6. Jurisprudência defensiva e Teoria dos Sistemas 

Jurisprudência defensiva, pensamos em direito de recorrer e seus requisitos, previsto


na CF. Para exercer esse direito, a legislação traz alguns requisitos, relacionados ao direito de
recorrer e seu exercício: cabimento, legitimidade, interesse de recorrer, inexistência de fatos,
tempestividade, regularidade formal, custos recursais. Temos as instâncias para recursos. A
jurisprudência defensiva acontece nas instâncias dos tribunais superiores.
O papel desses tribunais: STF – guarda da Constituição, cabendo-lhe o zelo pela
observância das normas constitucionais; STJ – questões infraconstitucionais.  O problema é o
grande número de processos que chegam a essas instâncias – chega a ser um paradoxo,
porque é tribunal que busca o julgamento de recursos, mas há poucos ministros. Então nas
últimas décadas, esses tribunais observaram um crescimento vertiginoso de processos. Fez-se
necessário, então, criar empecilhos para o recolhimento de recursos: criou-se as
jurisprudências defensivas, objetivando eliminar recursos. "Eliminar processos porque eles
são um mau”. Entre as medidas utilizadas, tem-se o recurso prematuro e o não
reconhecimento por ausência de assinatura do advogado na peça defesa. 

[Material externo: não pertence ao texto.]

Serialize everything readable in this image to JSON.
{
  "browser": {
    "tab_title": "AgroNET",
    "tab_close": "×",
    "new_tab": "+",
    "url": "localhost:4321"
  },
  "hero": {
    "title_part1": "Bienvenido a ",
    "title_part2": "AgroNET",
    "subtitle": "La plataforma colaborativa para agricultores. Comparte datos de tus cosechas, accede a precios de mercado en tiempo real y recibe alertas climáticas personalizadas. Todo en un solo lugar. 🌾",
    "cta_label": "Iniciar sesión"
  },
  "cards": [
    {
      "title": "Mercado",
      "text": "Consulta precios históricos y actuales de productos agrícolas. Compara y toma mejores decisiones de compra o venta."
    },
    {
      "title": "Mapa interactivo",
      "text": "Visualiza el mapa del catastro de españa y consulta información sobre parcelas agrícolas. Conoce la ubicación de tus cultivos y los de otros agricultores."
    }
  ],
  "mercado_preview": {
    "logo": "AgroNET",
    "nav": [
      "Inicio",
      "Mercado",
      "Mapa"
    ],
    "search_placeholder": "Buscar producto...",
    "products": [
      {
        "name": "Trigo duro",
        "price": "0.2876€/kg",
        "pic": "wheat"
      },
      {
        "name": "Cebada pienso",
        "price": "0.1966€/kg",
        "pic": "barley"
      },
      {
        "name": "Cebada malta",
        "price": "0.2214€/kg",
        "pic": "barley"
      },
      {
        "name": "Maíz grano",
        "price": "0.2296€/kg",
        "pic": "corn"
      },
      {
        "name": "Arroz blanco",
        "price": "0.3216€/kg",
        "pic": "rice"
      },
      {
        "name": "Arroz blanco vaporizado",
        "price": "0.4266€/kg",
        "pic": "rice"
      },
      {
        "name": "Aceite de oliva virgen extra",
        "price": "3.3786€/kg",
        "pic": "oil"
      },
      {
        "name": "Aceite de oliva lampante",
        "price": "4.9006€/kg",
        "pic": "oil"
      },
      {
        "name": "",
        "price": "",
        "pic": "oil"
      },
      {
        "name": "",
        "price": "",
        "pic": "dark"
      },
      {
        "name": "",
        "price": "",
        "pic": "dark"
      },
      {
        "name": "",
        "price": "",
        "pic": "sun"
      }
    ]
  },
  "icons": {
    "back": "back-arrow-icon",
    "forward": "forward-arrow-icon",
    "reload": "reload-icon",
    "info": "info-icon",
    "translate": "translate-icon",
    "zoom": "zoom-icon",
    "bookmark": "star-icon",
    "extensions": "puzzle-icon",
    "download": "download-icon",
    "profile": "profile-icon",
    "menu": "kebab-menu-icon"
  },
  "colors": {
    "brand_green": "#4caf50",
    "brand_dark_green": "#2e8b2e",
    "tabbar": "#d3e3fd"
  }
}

Fazendo-se uma análise da Teoria dos Sistemas, historicamente, ela nasceu com base
na Teoria Biológica de Maturana e usou os termos autopoeiese e alopoeise. Na teoria
biológica, o sistema é construído por seus próprios componentes e a interação e transformação
seriam independentes. Já para a teoria dos Sistemas de Luhmann, a interação entre sistema e
ambiente é necessária para a reprodução autopoética.
A relação entre a jurisprudência defensiva e a Teoria dos Sistemas se dá na alopoeise.
Conforme visto, os tribunais superiores criam mecanismos para diminuir a quantidade de
processos que tramitam em suas instâncias. Ao agir dessa forma, desconsidera o texto legal,
permitindo a invasão de códigos-diferença diversos. Percebe-se, que nesse caso, há uma
corrupção sistêmica, porque o direito fica subordinado em um critério meramente
administrativo. Assim, os interesses dos tribunais buscam se impor à margem dos
procedimentos constitucionais, impedindo, dessa forma, a operacionalização do direito.